The Rijeka Cijevna (River Cijevna) runs down a wild, steep-sided valley and forms the boundary between Albania and Montenegro to the east of Podgorica. There is a small road that follows the river up the narrowing valley passing farms, a small school, an even smaller church and a disused border control booth; the road crosses the river via the narrowest of bridges and runs out at some abandoned buildings that were probably occupied by border guards. Concrete functional and now crumbling lookout posts are visible on both sides of the river. The only sign that this is border country is the presence of a police patrol car that is ever present on each of my monthly visits.
The valley has transformed from cold steel mountains and water with dead brown wooded slopes in March, through bright spring greens in April to heavy storm greys above dense, lush forest in May.
The Cijevna valley in March.
The Cijevna valley in April.
The Cijevna valley in May.
The woodland and scrub on the hills is cleared by fire.
On the side of the road, there is a sign that advertises six species that occur here: Griffon vulture (Gyps fulvus), polecat (Mustela putorius), alpine salamander (Salamandra atra), apollo butterfly (Parnassius apollo), pheasant’s eye or poet’s daffodil (Narcissus angustifolius now named N. poeticus) and a butterwort (Pinguicula hirtiflora).
1) Griffon Vulture – I hoped to see Griffon vultures soaring above the steep cliffs but I have never seen one here or in any of the Montenegrin mountains. I fear there are none; they are readily poisoned by baits left for wolves. The valley holds many pairs of ravens that in March were patrolling in pairs and showing off their acrobatic skills as well as a couple of pairs of kestrels. Dippers and grey wagtails run up and down the river, their sharp calls rising above the noise of the rushing water.
Raven patrolling the valley, ever on the lookout.
2) Polecat – is a nocturnal mammal and the most likely sighting is a road kill. I came across plenty of dead pine or beech martens in April but no polecats yet. The only obvious mammals here are herds of long-haired goats that walk dangerously close to the cliff edge and enjoy a lot of head butting and jostling.
A herd of long-haired goats.
3) Alpine salamander – I have missed this and need to come out in the pouring rain or immediately afterwards when they are, apparently, very numerous. Common toads (Bufo bufo) were out in humid weather before a storm broke.
4) Apollo butterfly – this huge butterfly is not uncommon and may be on the wing in late May with luck but more likely June or even July.
5) Pheasant’s eye daffodil – I have missed this on the cliffs here but have seen it elsewhere; the best display was on the low cliffs above the village of Seoce.
6) Butterwort – I eventually found this a week or so ago. This is a carnivorous species that wraps its leaves around trapped flies and other invertebrates to extract nitrogen; it is found on wet rocks around waterfalls and seepages. The Cijevna gorge has a section of such wet rocks in the upper section of the valley that supports a large colony of these intriguing plants. This is the westernmost colony of a species that botanists have described as Pinguicula hirtiflora var. hirtiflora.

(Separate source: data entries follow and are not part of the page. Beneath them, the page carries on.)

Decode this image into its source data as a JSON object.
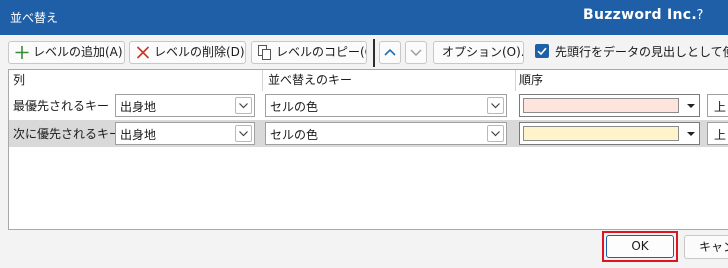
{
  "window": {
    "title": "並べ替え",
    "brand": "Buzzword Inc.",
    "help": "?"
  },
  "toolbar": {
    "add_level": "レベルの追加(A)",
    "delete_level": "レベルの削除(D)",
    "copy_level": "レベルのコピー(C)",
    "move_up_icon": "chevron-up-icon",
    "move_down_icon": "chevron-down-icon",
    "options": "オプション(O)...",
    "has_headers_label": "先頭行をデータの見出しとして使用す",
    "has_headers_checked": true
  },
  "grid": {
    "headers": {
      "column": "列",
      "sort_on": "並べ替えのキー",
      "order": "順序"
    },
    "rows": [
      {
        "label": "最優先されるキー",
        "column": "出身地",
        "sort_on": "セルの色",
        "color": "#fde4dc",
        "order": "上"
      },
      {
        "label": "次に優先されるキー",
        "column": "出身地",
        "sort_on": "セルの色",
        "color": "#fff3cc",
        "order": "上"
      }
    ]
  },
  "footer": {
    "ok": "OK",
    "cancel": "キャンセル"
  },
  "colors": {
    "titlebar": "#1f5fa8",
    "highlight_frame": "#e0141e",
    "add_icon": "#3a8a3a",
    "delete_icon": "#c0392b",
    "chevron": "#1f6fb5"
  }
}
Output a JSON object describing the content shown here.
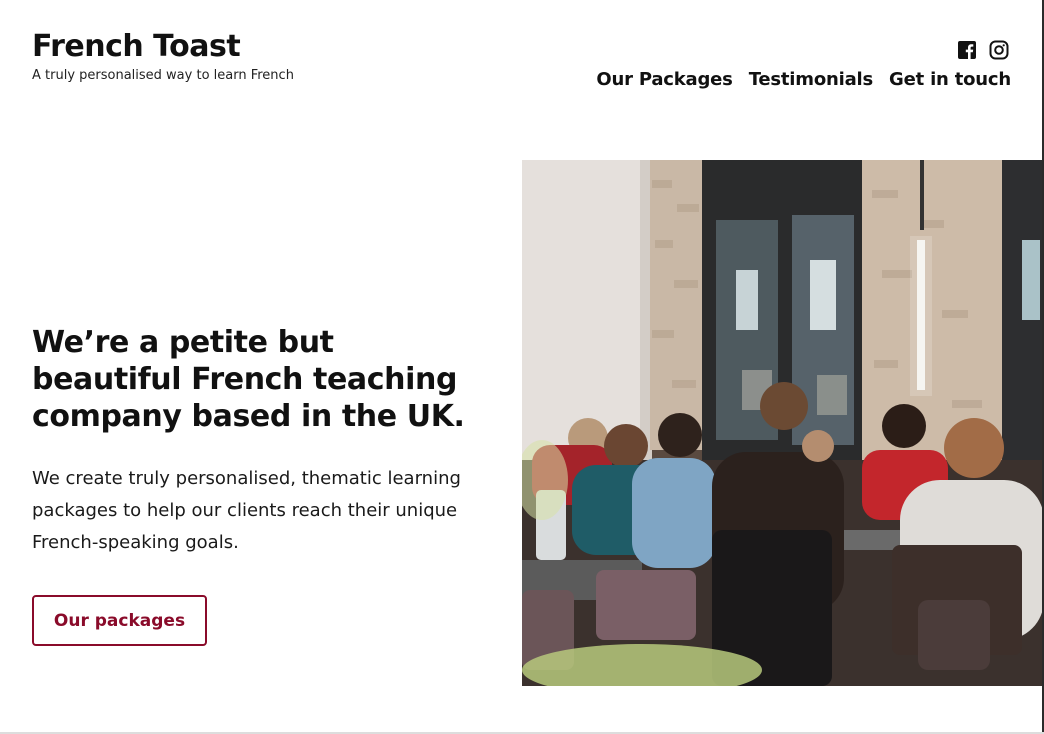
{
  "header": {
    "title": "French Toast",
    "tagline": "A truly personalised way to learn French",
    "social": [
      {
        "name": "facebook-icon"
      },
      {
        "name": "instagram-icon"
      }
    ],
    "nav": [
      {
        "label": "Our Packages"
      },
      {
        "label": "Testimonials"
      },
      {
        "label": "Get in touch"
      }
    ]
  },
  "hero": {
    "heading": "We’re a petite but beautiful French teaching company based in the UK.",
    "body": "We create truly personalised, thematic learning packages to help our clients reach their unique French-speaking goals.",
    "cta_label": "Our packages",
    "image": "restaurant-group-photo"
  },
  "colors": {
    "accent": "#8a0b2a",
    "text": "#111111",
    "background": "#ffffff"
  }
}
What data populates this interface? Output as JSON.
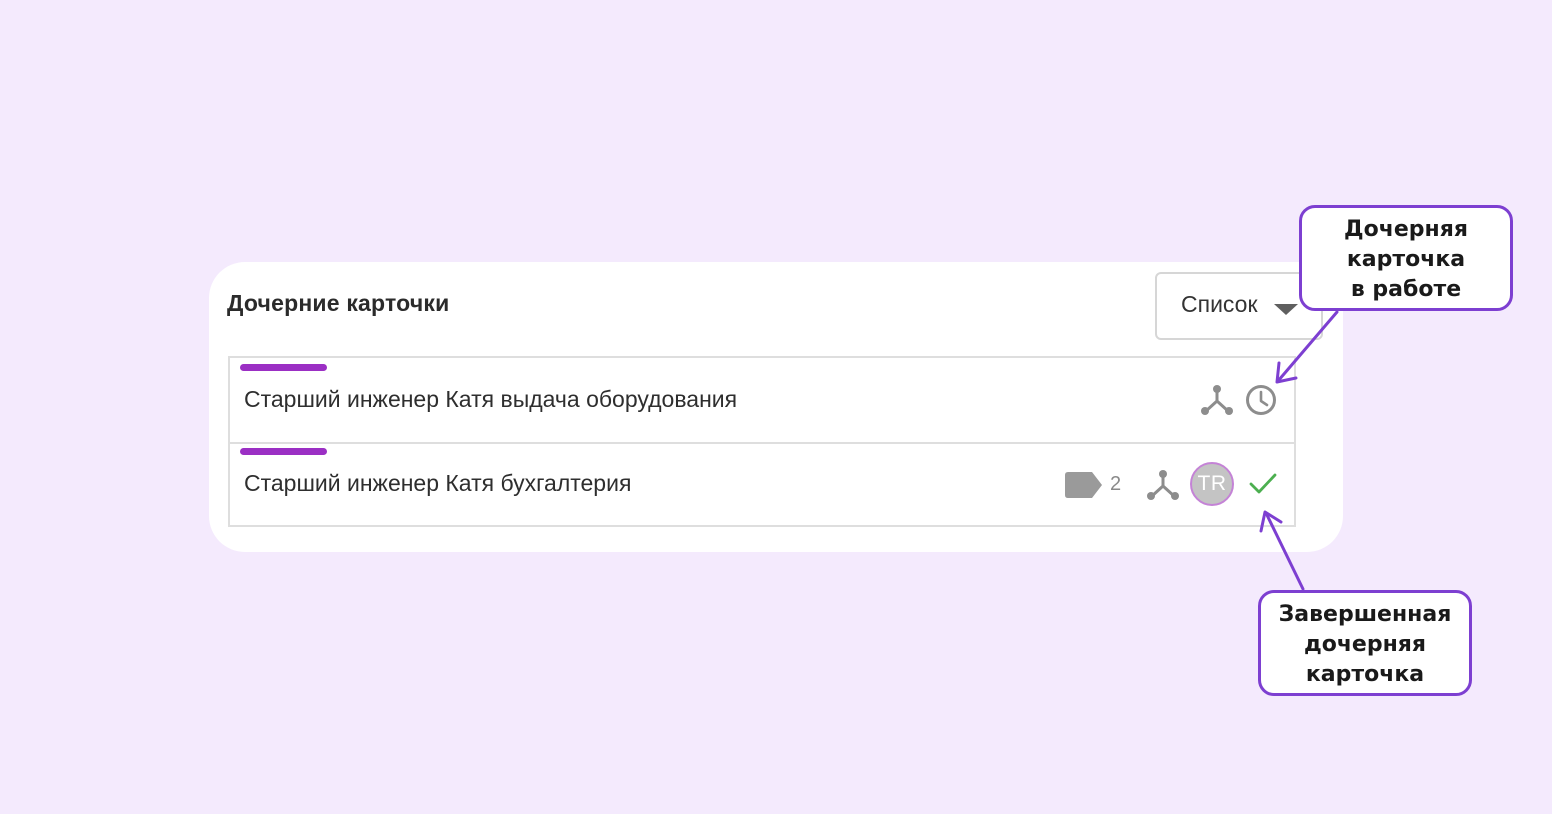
{
  "panel": {
    "title": "Дочерние карточки",
    "view_select": {
      "selected": "Список"
    }
  },
  "cards": [
    {
      "title": "Старший инженер Катя выдача оборудования",
      "stripe_color": "#9b2fc4",
      "icons": [
        "subtasks-icon",
        "clock-icon"
      ],
      "status": "in-progress"
    },
    {
      "title": "Старший инженер Катя бухгалтерия",
      "stripe_color": "#9b2fc4",
      "tag_count": "2",
      "avatar_initials": "TR",
      "icons": [
        "tag-icon",
        "subtasks-icon",
        "avatar",
        "check-icon"
      ],
      "status": "done"
    }
  ],
  "annotations": {
    "in_progress": {
      "lines": [
        "Дочерняя",
        "карточка",
        "в работе"
      ]
    },
    "done": {
      "lines": [
        "Завершенная",
        "дочерняя",
        "карточка"
      ]
    },
    "accent_color": "#7d3fd1"
  },
  "colors": {
    "background": "#f4eafd",
    "icon_gray": "#8d8d8d",
    "check_green": "#4caf50"
  }
}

Butterwort (Pinguicula hirtiflora var. hirtiflora).
Another common plant on the limestone cliffs in this upper section is the delicate blue-flowered Moltkia petraea. There are a number of fern species here too hidden in the shade. In the lower valley, the small abandoned fields hold pink butterfly orchid (Orchis papilionacea), Serapias (Serapias lingua and S. vomeracea), a dizzying array of grass species and dazzling day-flying moths.
Grass species showing off its spectacular symmetry and a forester moth species.